- Mark Kaufman puts our continually-rising greenhouse gas emissions in historical context, with atmospheric concentrations exceeding what they've been in the previous 15 million years. Jason MacLean points out the folly of responding to an imminent and extreme threat with tepid pricing alone rather than an immediate transition to clean energy. And Gillian Steward discusses Jason Kenney's desire to use public funds to fight the oil industry's war against the planet as being as politically pointless as it is environmentally destructive.
- Ben Parfitt rightly argues against the use of secret deals to exempt major British Columbia projects from environmental assessments.
- Laurie MacFarlane writes that wealth accumulation tends to result more from power and privilege than from productivity. And Jake Johnson notes that the U.S. economy is thoroughly distorted by the influence of a few dynastic families.

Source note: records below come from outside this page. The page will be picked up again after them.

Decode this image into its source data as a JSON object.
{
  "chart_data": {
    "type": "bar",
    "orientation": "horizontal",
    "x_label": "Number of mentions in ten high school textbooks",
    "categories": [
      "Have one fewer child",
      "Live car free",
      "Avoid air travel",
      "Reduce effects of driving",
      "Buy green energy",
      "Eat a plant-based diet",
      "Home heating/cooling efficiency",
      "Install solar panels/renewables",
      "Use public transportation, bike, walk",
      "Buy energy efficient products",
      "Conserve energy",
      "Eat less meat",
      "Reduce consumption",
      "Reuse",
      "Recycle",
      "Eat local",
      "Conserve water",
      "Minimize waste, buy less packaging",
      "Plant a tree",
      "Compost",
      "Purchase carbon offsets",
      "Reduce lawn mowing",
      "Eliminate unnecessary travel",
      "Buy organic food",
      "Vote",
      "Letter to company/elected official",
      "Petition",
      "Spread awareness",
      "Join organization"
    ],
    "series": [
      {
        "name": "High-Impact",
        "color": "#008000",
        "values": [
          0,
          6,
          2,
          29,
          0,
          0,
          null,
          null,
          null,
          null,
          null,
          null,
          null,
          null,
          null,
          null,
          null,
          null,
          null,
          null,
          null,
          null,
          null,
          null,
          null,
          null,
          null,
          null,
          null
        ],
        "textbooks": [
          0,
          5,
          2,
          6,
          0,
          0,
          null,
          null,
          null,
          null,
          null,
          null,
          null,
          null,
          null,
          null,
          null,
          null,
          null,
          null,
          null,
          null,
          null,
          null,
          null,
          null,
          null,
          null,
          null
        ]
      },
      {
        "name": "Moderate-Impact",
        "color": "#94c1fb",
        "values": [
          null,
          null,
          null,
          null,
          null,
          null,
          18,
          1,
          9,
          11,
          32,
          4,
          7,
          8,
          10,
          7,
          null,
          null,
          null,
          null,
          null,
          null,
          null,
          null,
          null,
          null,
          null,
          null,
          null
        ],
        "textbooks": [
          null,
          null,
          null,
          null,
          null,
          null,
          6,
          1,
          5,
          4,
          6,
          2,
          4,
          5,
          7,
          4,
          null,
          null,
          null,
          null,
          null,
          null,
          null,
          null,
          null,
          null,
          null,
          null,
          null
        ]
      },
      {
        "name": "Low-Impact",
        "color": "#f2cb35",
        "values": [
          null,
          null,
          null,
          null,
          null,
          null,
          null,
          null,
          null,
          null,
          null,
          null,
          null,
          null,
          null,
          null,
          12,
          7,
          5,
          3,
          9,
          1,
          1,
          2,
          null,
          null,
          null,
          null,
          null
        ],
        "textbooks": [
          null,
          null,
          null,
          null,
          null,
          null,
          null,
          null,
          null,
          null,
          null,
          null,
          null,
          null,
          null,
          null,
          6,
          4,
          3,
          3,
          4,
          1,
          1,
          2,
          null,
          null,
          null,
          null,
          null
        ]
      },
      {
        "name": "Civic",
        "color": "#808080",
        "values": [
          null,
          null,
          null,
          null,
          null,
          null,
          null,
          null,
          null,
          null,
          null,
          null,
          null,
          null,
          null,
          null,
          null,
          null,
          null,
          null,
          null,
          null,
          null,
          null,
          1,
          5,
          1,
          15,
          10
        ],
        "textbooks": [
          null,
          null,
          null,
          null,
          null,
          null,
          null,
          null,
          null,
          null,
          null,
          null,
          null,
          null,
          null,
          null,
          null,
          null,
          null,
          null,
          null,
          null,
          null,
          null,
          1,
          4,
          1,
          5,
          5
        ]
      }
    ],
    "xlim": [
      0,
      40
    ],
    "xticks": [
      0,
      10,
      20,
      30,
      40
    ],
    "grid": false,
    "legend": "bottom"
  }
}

- Emma Paling reports on Danyaal Raza's recognition that Doug Ford's regressive labour policies will lead to avoidable strain on Ontario's health care system.
- Finally, Kristin Eberhard points out how a proportional electoral system can ensure that low-income and marginalized people are able to fully exercise the voting power they deserve - and thus see their interests reflected in government policies:
ProRep is associated with more progressive tax policies, more aid for lower-income families, more investment in institutions that decrease inequality (such as public education), and decreased inequality, according to a 2006 statistical analysis of Organisation for Economic Co-operation and Development member states. Why? Partly because center-right governments tend to dominate in winner-take-all countries, whereas center-left governments fare better in ProRep systems. But regardless of party control, the analysis found, ProRep fosters greater equality. ProRep center-left governments are simply more ambitious in their policies to enhance equality than center-left governments in winner-take-all countries, probably because coalition dynamics in ProRep countries give more power to low-income voters.
ProRep countries spend more on reducing poverty and public health. Public health scholars have pointed out that “poverty rates and government support in favour of health—the extent of government transfers—is higher when the popular vote is more directly translated into political representation through proportional representation.” In 2008, scholars concluded that the lack of proportional representation in Canada “is associated with higher poverty rates and less government action in support of health.”
Electoral systems that translate the will of the people to representatives, as ProRep does, pass policies that people want. When voters want a more equal society, ProRep countries deliver. Winner-take-all countries, with their distorted electoral results, also pass distorted policies that exacerbate inequality.